# AutoCad-dateien in CorelDraw importieren



## bley (23. Januar 2004)

Hallo,

wir haben regelmäßig Probleme beim Importieren von Autocad-Dateien (egal ob dxf oder dwg, egal ob in Autocad 14 oder 2002 gespeichert) in CorelDraw (sowohl in Version 8, als auch in 10 und 11). Schriften und Schraffuren erscheinen unsauber oder gar nicht. Kurven erscheinen gespiegelt oder an anderen Stellen, usw.

Andererseits möchten wir aber nicht über eps, pdf oder ähnliche Formate gehen, weil dann die logischen Informationen der Objekte (Layer, ...) verloren gehen.
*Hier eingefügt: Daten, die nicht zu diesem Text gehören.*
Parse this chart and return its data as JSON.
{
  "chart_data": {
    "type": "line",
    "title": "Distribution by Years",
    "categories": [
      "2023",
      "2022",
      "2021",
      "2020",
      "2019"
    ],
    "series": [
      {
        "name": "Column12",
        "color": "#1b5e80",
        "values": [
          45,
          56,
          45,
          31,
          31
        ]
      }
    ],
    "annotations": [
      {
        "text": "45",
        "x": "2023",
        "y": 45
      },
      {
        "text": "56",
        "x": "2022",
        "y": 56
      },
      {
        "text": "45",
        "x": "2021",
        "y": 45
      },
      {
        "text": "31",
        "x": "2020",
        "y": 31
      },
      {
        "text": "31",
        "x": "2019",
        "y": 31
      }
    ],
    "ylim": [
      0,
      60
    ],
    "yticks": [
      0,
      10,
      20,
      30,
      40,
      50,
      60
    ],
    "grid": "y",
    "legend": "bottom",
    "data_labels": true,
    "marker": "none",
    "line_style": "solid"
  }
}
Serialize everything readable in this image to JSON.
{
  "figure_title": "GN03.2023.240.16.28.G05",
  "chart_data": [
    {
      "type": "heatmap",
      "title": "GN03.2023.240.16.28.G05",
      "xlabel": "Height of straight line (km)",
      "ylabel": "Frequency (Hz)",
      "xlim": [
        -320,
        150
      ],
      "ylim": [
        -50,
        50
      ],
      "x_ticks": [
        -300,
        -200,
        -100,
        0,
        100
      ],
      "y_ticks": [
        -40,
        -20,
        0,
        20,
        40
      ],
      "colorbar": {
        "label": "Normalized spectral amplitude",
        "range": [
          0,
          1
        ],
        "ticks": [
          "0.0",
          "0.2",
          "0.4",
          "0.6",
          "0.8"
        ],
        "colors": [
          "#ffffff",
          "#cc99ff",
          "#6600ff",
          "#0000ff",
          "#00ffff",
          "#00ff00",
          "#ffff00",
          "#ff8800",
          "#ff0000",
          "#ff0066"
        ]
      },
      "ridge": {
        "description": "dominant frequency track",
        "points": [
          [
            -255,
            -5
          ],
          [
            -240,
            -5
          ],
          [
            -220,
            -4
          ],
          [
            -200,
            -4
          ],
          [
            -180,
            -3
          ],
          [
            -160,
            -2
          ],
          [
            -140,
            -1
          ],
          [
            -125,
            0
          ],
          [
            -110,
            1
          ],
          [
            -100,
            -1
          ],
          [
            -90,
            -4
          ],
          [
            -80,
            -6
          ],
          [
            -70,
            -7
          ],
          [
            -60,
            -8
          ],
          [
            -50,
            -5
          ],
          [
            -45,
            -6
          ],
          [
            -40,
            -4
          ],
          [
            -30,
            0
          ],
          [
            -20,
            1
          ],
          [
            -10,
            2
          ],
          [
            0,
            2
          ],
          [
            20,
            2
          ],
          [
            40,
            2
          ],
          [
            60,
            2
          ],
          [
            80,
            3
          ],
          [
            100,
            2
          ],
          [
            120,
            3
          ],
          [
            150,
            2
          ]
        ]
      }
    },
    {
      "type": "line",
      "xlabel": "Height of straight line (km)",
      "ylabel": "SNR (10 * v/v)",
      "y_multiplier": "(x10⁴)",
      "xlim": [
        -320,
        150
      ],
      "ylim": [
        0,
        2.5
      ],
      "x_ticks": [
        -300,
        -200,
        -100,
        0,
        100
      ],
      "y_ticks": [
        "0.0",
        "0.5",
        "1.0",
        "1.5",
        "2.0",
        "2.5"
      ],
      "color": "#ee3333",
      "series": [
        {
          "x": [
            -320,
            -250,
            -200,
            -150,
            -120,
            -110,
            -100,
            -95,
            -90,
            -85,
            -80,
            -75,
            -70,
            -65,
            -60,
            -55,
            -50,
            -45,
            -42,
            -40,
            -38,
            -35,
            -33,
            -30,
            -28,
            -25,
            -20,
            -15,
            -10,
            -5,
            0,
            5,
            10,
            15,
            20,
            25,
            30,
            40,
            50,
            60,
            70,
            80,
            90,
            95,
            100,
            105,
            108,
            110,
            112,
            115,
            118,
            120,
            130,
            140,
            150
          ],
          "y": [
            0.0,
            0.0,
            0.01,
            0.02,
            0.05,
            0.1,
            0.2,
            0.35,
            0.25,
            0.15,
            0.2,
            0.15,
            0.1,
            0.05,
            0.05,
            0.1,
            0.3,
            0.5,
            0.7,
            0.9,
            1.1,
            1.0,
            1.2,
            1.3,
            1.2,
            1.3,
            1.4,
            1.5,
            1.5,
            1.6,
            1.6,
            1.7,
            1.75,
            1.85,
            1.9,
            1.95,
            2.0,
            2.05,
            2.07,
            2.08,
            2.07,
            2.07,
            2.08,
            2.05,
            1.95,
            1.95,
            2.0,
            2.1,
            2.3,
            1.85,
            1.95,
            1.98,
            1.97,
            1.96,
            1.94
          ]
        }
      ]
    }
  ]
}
Hat jemand Tips oder Erfahrungen dazu?
Gruß, Axel


----------



## teba (29. April 2004)

*Autocad in CorelDraw*

Das direkte Importieren von AutoCad-Zeichnungen in Corel Anwendungen (ebenso in Adobe Acrobat) ist auch mir trotz der schönen Import- /Export 
-Funktoion noch nicht gelungen.
Die Formate scheinen nicht wirklich kompatibel zu sein (Pixel / Vektorgrafik?).
Deshalb wähle ich den Weg über die Zwischenablage:
In beiden Programmen die entsprechenden Layer ein- bzw. ausschalten, dann in Autocad im Menu Datei - Alle wählen - kopieren (oder Ctrl-C)
und in Corel auf dem entsprechenden Layer einfügen (Ctrl-V).
Leider etwas mühsam, aber es funktioniert wenigstens.
Für komplexere Zeichnungen (3D mit Schattierungen oder gerendert) gibt es ausserdem die Möglichkeit der Übertragung mit Hyper-Snap oder ähnlichen Programmen, wobei die Einzelbilder wenn nötig ebenfalls auf die gewünschten Layer gelegt werden können.
Wenn jemand einen einfacheren Weg weiss:
Ja gerne!
Gruss
Teba


----------



## PHeimann (30. April 2004)

*AutoCAD nach Corel*

Hallo,
wir haben schon öfters dxf-Dateien aus Kataster (gezeichnet 1:1) in Corel importiert (früher 14 nach 8 und jetzt 2002). Habe es jetzt gerade auch nochmal in Corel 8 ausprobiert , klappt eigentlich tadellos, Kurven OK, sogar die Layerstruktur kommt gut mit rüber.
Weiß also nicht wo das Problem liegen könnte. Allerdings sind es bei uns nur 2D-Zeichnungen. 
Gruß
Petra


----------



## mestro (18. Oktober 2004)

Hallo.

Das gleiche funktioniert übrigens auch von AutaCAD nach Illustrator


Mit freundlichen Grüßen

Mestro


----------